The title-track “flirts” with balladic bluesy rhythms and remains on more laid-back ground without showing-off too much. “Hope is Green” is a frolic rosk-ish cut and could be viewed as the filler here due to its overtly unpretentious character. “Poor Kelly” is a dreamy ballad, not much to take from here; and “Catharsis” is a consummate progressive thrasher with a nice stomping technical motif that recalls the band’s earlier exploits alongside Treponem Pal’s early works and Mekong Delta’s “Kaleidoscope” the latter also recalled due to the marvellous atonal accumulations near the end; a more than worthy compensator for the past two not very adventurous compositions. “Dedicated” is “dedicated” to nothing but twisted jazzy dissonances which have no relation to thrash, but are not bad as another less ordinary digression. Comes “Millennium” to serve another trippy “cocktail” of riffs and rhythms, a handsome nod to the transcendental futurism of “Dimension Hatross” with the difference that the guys actually thrash here the more aggressive sections easily reaching headbanging proportions; this is how the latter effort should have sounded if The Voivods hadn’t untimely given up the thrash metal ghost.

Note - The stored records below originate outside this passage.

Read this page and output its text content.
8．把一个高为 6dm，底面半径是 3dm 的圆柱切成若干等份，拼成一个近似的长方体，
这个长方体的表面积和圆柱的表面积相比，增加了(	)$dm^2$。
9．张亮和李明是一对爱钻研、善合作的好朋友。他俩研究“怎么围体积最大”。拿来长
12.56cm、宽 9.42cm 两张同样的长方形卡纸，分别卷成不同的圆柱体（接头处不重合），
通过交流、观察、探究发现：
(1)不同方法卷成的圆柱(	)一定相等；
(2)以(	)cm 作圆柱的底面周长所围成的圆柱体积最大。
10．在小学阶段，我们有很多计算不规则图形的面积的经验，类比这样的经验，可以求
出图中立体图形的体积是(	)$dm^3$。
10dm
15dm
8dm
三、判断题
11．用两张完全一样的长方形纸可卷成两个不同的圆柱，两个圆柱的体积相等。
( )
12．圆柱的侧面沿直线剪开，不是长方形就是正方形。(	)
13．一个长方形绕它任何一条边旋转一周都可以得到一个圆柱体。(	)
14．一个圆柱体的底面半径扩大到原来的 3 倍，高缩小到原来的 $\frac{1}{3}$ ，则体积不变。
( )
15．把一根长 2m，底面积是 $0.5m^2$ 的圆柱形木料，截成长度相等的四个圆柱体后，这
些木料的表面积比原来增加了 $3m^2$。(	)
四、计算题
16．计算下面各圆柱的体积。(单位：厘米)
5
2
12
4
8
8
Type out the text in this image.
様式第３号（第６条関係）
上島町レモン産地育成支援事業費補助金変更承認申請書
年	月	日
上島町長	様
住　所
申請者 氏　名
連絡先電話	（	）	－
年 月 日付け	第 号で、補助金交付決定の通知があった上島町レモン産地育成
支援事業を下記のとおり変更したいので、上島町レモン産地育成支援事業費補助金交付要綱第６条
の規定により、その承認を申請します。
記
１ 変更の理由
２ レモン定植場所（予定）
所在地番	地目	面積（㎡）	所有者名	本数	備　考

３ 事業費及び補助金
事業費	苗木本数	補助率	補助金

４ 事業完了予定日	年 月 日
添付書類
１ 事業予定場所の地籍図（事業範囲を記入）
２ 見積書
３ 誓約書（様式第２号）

A “labyrinth” indeed, the band intent on exiting with aplomb without completely delineating their fanbase. The psychedelic aura may as well serve as a substitute for any mind-expanding substance any time; that’s why one shouldn’t judge this opus strictly by thrash metal rules. Works like this one transcend the borders of the established styles inhabiting a not very easy to categorize territory where also “trips” like Omnitron’s “Masterpeace”, Legion’s “Knights of Cross”, Stone’s ”Emotional Playground”, the Japanese Doom’s “Incompetent…”, Glacial Fear’s “Frames”, and Oddmongers’ “Experiment” belong: you know what you’re listening to is hard-hitting enough to be labelled as thrash anytime, and yet it contains an elusive outlandish air made of numerous other influences which are somehow invariably embedded into the bigger picture. It takes quite a knack to pull this out and still keep the hardened thrash metal audience engrossed; a skill which even Voivod themselves couldn’t apply so well back in the late-80’s/early-90’s although their agenda was entirely different, of course.

Equinox were not even remotely entertaining the thought of becoming big stars of the show in the mid-90’s; they were pretty much the lonely warriors on the “battlefield“ in their homeland where black metal was “devastating” the landscape leaving very little room for other genres to flourish. I guess the band knew that this album would be their swansong and they wanted to space out as much as possible on it to really make it worthwhile. They were by no means looking at any particular clique within the metal fanbase to please; this was a piece of art created exclusively to satisfy their own predilections for musical weirdness, and also to allude to a moment of metal lore which shouldn’t be forgotten, especially during such a tough period for the old school. Nowadays some bands’ entire careers evolve around the Voivod heritage (the Poles Myopia, to give one of the better examples) including some coming from Norway, like the avantgardists Virus…

So there were some who were paying attention to the equinox cycle and dates; because this is when the greatest works of art are usually spawned. And this is when great artists from the past reportedly come to life, according to an ancient Viking labyrinth… sorry, legend.